List of other features the coin has besides the ease of use
- CPU mining (GPU resistant, ASIC resistant) - Typo proof wallet (can't send to wrong address) - Smart miners (pools can't initiate 51% attacks as miners verify transactions on their own) - Schnorr signatures - Hashed Timelock contracts (Lightning ready) - NiPoPoW (potential use for sidechains) - 1 minute block times - Installation free - Browser mining
I don't even know what this means: >Schnorr signatures >NiPoPoW
Can someone explain? That just sounds funny.
Nathan Nguyen
>Schnorr signatures I don't know all the details, but what it comes down to is that there will be less signatures in each block, thus making more space for transactions. It's essentially just a different algorithm for the signatures. So it improves scalability but also privacy (not sure how exactly).
Chase Miller
>NiPoPoW (potential use for sidechains) Here's some pasta I found: Blockchain protocols such as Bitcoin provide decentralized consensus mechanisms based on proof-of-work (PoW). In this work we introduce and instantiate a new primitive for blockchain protocols called Non-Interactive-Proofs-of-Proof-of-Work (NIPoPoWs) which can be adapted into existing PoW-based cryptocurrencies. Unlike a traditional blockchain client which must verify the entire linearly-growing chain of PoWs, clients based on NIPoPoWs can verify a certain blockchain property requiring resources only logarithmic in the length of the blockchain. NIPoPoWs solve two important open questions for PoW based consensus protocols: The problem of constructing efficient transaction verification (SPV) clients and the problem of constructing efficient sidechain proofs. We provide a formal model for NIPoPoWs and two constructions for blockchain properties that we prove secure and are of interest with respect to the above applications. We also provide simulations and experimental data to measure the concrete communication efficiency and security of our construction. We also present an attack against the only previously known (interactive) PoPoW protocol that showcases the difficulty of designing such protocols. Finally, we provide two ways that our NIPoPoWs can be adopted by existing blockchain protocols, first via a soft fork, and second via a new update mechanism that we term a “velvet fork” that enables harnessing some of the performance benefits of NIPoPoWs even with a minority upgrade.

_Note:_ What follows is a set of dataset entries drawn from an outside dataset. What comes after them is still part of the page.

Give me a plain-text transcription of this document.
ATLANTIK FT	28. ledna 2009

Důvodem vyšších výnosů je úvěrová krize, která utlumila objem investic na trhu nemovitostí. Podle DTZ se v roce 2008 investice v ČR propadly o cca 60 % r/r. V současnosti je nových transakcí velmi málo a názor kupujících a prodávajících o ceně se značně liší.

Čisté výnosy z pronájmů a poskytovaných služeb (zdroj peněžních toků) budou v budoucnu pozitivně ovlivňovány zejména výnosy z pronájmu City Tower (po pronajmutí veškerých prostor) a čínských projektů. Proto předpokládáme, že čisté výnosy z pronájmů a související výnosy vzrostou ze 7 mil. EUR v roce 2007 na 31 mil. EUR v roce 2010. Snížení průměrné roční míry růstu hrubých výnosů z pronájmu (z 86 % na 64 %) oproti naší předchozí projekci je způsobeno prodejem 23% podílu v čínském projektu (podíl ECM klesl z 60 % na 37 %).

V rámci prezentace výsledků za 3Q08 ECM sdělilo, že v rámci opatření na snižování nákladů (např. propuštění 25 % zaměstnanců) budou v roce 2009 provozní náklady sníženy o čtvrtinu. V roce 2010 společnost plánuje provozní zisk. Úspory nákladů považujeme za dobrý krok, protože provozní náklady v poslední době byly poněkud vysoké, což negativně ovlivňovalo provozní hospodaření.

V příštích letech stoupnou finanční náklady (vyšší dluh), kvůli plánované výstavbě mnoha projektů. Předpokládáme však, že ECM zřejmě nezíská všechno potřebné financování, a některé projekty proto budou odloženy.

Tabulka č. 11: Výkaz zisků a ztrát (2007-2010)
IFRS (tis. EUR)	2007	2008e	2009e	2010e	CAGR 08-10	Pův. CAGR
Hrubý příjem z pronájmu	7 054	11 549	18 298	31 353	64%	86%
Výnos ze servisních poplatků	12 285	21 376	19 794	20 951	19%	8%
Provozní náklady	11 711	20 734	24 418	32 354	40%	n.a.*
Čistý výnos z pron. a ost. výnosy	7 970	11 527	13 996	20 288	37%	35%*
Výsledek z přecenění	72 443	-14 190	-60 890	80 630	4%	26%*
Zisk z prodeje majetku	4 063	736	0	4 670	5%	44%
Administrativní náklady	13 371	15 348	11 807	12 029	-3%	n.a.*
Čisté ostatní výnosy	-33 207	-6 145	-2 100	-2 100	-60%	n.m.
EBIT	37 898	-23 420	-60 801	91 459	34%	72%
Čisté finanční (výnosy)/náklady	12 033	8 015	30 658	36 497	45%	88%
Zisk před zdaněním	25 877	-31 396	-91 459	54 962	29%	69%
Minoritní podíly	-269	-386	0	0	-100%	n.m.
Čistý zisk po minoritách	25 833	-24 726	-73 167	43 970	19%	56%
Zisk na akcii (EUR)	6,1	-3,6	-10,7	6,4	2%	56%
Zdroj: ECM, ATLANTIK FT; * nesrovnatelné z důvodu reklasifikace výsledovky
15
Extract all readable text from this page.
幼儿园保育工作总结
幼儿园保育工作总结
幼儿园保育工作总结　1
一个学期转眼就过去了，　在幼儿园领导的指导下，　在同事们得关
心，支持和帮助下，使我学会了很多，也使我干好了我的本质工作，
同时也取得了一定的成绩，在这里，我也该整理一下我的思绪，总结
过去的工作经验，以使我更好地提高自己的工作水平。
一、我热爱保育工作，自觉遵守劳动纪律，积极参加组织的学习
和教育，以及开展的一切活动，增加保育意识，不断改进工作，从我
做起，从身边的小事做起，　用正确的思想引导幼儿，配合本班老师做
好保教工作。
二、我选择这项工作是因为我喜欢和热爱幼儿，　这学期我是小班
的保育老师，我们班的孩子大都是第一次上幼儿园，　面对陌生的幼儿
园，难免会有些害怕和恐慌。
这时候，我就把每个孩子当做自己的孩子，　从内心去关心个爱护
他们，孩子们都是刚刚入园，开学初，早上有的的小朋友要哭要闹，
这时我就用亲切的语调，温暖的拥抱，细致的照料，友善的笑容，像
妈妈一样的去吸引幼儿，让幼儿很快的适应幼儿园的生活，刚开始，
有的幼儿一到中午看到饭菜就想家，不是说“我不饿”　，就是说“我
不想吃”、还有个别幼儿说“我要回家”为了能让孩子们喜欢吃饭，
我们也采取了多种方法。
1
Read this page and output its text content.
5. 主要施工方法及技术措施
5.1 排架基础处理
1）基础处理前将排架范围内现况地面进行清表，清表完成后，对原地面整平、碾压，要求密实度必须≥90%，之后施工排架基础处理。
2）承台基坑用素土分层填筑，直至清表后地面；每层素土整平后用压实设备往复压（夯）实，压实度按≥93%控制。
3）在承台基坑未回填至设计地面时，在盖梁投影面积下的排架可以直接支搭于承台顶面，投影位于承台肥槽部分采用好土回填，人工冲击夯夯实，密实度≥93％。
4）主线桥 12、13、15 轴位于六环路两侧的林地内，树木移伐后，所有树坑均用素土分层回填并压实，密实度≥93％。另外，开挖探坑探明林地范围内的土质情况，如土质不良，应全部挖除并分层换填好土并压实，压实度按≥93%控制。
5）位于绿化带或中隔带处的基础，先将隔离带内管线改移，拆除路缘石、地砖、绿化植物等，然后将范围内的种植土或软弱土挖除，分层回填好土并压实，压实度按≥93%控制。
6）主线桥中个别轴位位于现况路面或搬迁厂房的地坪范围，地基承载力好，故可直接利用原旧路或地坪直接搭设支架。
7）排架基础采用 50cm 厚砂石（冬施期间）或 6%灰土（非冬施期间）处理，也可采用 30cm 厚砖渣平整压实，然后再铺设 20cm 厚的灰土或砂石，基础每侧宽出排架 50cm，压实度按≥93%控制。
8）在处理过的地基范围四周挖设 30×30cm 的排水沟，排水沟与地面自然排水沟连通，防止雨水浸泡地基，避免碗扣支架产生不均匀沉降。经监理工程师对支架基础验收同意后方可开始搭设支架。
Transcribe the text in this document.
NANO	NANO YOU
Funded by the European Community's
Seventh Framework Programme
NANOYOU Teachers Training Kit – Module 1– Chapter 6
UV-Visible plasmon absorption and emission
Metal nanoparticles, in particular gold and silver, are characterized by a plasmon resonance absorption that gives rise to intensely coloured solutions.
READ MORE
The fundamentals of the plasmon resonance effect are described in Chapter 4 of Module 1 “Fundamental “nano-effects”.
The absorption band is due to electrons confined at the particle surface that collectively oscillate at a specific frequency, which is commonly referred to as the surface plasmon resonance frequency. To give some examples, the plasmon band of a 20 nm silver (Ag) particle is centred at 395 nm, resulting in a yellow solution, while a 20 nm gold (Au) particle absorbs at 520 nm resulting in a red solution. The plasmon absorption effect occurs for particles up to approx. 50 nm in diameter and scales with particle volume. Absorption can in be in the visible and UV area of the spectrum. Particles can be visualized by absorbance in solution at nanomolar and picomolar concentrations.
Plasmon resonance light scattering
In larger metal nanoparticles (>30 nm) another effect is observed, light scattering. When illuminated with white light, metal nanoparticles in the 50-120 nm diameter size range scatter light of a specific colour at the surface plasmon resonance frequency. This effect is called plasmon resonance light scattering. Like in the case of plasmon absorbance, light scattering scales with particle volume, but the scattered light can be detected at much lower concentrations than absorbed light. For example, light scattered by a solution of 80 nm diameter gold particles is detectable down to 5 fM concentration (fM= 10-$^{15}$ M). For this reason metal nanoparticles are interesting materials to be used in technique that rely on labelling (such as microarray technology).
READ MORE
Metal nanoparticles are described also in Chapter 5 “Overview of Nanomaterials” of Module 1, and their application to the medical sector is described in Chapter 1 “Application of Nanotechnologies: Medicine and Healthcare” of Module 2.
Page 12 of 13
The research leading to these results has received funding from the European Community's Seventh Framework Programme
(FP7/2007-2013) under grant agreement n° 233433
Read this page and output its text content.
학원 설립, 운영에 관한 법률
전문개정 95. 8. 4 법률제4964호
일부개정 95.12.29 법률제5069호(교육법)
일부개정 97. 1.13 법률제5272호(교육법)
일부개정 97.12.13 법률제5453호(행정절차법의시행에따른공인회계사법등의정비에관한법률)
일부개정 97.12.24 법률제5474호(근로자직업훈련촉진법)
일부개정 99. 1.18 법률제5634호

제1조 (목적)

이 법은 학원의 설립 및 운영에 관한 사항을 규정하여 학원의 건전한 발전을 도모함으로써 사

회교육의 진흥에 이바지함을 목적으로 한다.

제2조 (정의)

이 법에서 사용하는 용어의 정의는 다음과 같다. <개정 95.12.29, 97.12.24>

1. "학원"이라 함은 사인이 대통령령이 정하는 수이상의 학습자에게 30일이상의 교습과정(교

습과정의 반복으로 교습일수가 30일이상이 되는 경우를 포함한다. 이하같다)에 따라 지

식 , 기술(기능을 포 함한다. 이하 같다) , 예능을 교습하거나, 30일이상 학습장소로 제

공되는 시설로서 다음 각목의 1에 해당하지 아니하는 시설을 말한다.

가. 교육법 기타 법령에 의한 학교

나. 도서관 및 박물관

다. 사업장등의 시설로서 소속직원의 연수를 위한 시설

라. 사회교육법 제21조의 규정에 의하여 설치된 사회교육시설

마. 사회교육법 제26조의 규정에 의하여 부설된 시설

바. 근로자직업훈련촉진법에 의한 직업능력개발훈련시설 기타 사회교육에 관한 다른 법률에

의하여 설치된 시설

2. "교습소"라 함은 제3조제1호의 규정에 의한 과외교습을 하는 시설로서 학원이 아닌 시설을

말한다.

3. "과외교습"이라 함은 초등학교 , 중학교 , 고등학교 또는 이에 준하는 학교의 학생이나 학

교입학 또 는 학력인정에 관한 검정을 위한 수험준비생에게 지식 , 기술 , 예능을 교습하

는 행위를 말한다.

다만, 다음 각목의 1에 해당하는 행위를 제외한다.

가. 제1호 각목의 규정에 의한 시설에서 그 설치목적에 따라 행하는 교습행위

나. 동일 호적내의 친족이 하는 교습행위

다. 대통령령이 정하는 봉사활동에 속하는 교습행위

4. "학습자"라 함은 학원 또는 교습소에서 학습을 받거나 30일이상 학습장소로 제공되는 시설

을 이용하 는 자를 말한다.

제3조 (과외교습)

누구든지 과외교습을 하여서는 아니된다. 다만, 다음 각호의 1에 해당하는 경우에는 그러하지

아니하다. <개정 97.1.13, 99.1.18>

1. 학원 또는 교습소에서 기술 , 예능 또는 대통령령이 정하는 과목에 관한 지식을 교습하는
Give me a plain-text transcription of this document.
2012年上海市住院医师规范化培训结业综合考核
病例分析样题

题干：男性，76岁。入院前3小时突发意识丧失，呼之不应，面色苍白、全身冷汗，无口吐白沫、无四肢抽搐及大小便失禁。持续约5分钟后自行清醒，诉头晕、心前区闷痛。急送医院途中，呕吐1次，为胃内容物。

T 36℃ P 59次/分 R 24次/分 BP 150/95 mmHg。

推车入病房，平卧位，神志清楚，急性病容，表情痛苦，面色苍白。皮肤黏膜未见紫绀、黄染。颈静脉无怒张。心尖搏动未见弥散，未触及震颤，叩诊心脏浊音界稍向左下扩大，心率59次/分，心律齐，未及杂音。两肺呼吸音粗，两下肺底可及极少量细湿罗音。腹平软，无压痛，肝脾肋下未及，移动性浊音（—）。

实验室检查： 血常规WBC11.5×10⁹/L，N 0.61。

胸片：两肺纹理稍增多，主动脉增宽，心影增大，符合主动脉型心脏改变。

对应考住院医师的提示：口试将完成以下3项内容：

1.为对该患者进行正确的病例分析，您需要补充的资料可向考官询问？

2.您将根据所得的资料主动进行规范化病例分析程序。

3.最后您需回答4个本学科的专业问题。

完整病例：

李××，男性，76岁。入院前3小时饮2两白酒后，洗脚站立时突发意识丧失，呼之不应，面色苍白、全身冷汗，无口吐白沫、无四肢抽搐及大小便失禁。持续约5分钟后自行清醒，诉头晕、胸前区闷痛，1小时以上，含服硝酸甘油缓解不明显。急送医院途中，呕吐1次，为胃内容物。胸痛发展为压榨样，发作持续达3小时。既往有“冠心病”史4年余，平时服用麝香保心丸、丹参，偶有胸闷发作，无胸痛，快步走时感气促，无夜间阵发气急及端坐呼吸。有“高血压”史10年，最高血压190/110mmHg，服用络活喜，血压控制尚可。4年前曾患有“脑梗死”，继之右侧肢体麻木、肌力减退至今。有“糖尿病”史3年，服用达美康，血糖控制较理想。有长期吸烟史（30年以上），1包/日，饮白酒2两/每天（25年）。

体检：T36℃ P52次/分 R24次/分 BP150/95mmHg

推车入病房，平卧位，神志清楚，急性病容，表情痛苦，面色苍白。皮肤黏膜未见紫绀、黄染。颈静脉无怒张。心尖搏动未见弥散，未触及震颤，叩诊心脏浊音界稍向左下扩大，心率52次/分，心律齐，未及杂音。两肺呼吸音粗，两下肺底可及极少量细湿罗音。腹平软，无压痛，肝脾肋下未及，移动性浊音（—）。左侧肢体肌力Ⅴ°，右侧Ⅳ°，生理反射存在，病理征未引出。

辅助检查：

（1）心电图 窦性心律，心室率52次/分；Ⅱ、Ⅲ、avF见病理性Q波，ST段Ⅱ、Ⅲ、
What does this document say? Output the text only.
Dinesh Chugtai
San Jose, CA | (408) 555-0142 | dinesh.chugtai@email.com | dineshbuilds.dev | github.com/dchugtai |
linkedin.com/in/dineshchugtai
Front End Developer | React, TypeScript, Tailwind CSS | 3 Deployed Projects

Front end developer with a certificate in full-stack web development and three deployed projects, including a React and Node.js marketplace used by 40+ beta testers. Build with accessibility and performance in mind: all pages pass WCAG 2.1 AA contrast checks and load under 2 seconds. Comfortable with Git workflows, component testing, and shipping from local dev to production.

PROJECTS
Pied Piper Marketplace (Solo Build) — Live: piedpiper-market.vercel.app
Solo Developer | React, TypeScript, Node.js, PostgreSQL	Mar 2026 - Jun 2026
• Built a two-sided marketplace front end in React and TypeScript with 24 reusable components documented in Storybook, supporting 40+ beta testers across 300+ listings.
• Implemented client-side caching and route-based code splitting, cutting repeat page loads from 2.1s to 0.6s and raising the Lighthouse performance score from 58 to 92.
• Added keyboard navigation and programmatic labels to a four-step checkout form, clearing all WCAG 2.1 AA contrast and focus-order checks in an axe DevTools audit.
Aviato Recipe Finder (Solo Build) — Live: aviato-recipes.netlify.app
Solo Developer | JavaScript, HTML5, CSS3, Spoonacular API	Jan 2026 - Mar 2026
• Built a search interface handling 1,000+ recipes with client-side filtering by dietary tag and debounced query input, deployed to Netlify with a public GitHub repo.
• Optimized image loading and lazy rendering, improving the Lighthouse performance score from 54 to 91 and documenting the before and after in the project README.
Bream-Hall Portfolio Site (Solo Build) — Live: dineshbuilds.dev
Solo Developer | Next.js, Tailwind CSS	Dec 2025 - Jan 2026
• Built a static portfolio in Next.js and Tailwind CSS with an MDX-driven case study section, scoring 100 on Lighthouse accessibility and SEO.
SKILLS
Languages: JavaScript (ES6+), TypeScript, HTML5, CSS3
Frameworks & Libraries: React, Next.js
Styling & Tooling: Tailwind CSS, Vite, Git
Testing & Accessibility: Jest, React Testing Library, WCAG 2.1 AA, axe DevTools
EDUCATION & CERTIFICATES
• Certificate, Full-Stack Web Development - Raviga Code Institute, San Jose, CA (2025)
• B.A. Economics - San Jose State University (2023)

Schnorr signatures are a way to reduce the size of signatures in the blocks and compress multi-signatures into one, in short you can put more tx in a block with them (something like 30% more). They should be implemented in the future for Bitcoin but afaik only Nimiq has it right now.
NiPoPow is much more complicated but it's basically a sidechain technology that was conceptualized last year by IOHK (the developpers of Cardano) and which basically allows you to verify a transaction has happened on the main blockchain without having to download it entirely, that's how (with the mini-blockchain scheme) you can sync and become a node so fast on Nimiq (in mere seconds... when the network is not saturated by dumb nodes like today).
In short it's a vastly more resilient, secure and decentralized way of connecting to the network compared to classic SPV that Ethereum and Bitcoin use (for example if Also it allows a bunch of others features related to smart-contract (hell nimiq support atomic swap/HTLC) but I'm not really knwoledgeable about the details.
The overall point is that the technical aspect of the project is really really strong, too bad they don't advertise it more.
>(for example if (for example if the MEW nodes and equivalent SPV go offline then you are out of luck and the only solution to interact with Ethereum and to sync is to directly download all of it). With Nimiq you theorically can't have this issue as you can directly connect to any backbone node.*
Jackson Martinez
Hmm how much hashes should I get on i3 7100? Is there difference between Win and Linux?